Der letzte Wurf prallte vom Rand ab. Hätte ich Wetten gegen mich selbst abgeschlossen, wäre reichlich Geld umgesetzt worden. Der Block auf meinem Schreibtisch war mit einer in roter Tinte geschriebenen Liste meiner Vorsätze fürs neue Jahr gefüllt. Unter anderem: versuchen, mit dem Rauchen aufzuhören (unwahrscheinlich); aufhören, wahllos Sex zu haben (leider sehr wahrscheinlich), sparsam einkaufen (keine Alternative dazu) und sich nett benehmen (völlig außer Frage). Ich hoffte, es würde nicht zu lange dauern, die Vorsätze zu brechen. Vor allem den über Sex.
Ich hatte seit Monaten keinen Fall (oder Phall) mehr gehabt. Der letzte (Fall) war ein routinemäßiger Treue-Check. Er nahm ein böses Ende sowohl für meine Klientin als auch für mich: Sie verlor ihren Mann, und ich verlor meinen Freund. Es machte mir mehr aus als sonst, aber das ist eine andere Geschichte. Das Büro ist seit ungefähr dieser Zeit nicht mehr aufgeräumt worden. Meine Rundablage quoll über mit klebrigen Papierkartons, die einmal chinesisches Hühnchen à la General Tso beherbergt hatten, Zigarettenkippen und leeren Flaschen.
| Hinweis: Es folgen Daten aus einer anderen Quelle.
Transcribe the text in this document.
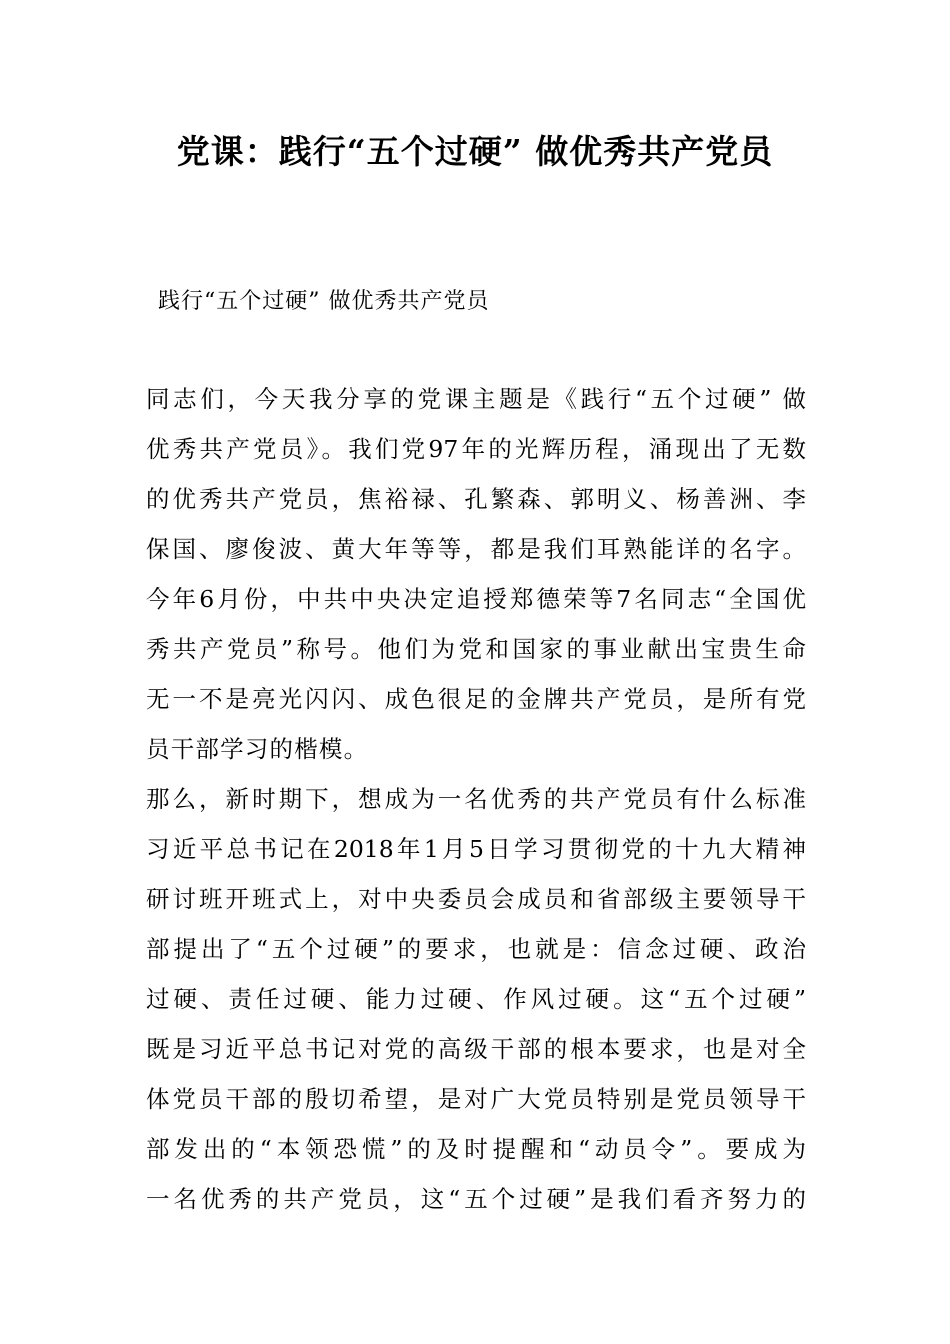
党课：践行“五个过硬” 做优秀共产党员
践行“五个过硬” 做优秀共产党员
同志们，今天我分享的党课主题是《践行“五个过硬” 做
优秀共产党员》。我们党97年的光辉历程，涌现出了无数
的优秀共产党员，焦裕禄、孔繁森、郭明义、杨善洲、李
保国、廖俊波、黄大年等等，都是我们耳熟能详的名字。
今年6月份，中共中央决定追授郑德荣等7名同志“全国优
秀共产党员”称号。他们为党和国家的事业献出宝贵生命
无一不是亮光闪闪、成色很足的金牌共产党员，是所有党
员干部学习的楷模。
那么，新时期下，想成为一名优秀的共产党员有什么标准
习近平总书记在2018年1月5日学习贯彻党的十九大精神
研讨班开班式上，对中央委员会成员和省部级主要领导干
部提出了“五个过硬”的要求，也就是：信念过硬、政治
过硬、责任过硬、能力过硬、作风过硬。这“五个过硬”
既是习近平总书记对党的高级干部的根本要求，也是对全
体党员干部的殷切希望，是对广大党员特别是党员领导干
部发出的“本领恐慌”的及时提醒和“动员令”。要成为
一名优秀的共产党员，这“五个过硬”是我们看齐努力的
Uralte Ausgaben des Daily Mirror stapelten sich in der Ecke neben der Garderobe. Der Teppich, in seiner Farbgebung so dezent, wie Orange es eben sein kann, hatte einen Staubsauger genauso nötig, wie der ganze Laden nach einem Küchenkrepp-Wisch jammerte. Selbst wenn ich die Energie oder Lust dazu gehabt hätte, würde ich es nicht machen. Aufräumen war Alex’ Job gewesen.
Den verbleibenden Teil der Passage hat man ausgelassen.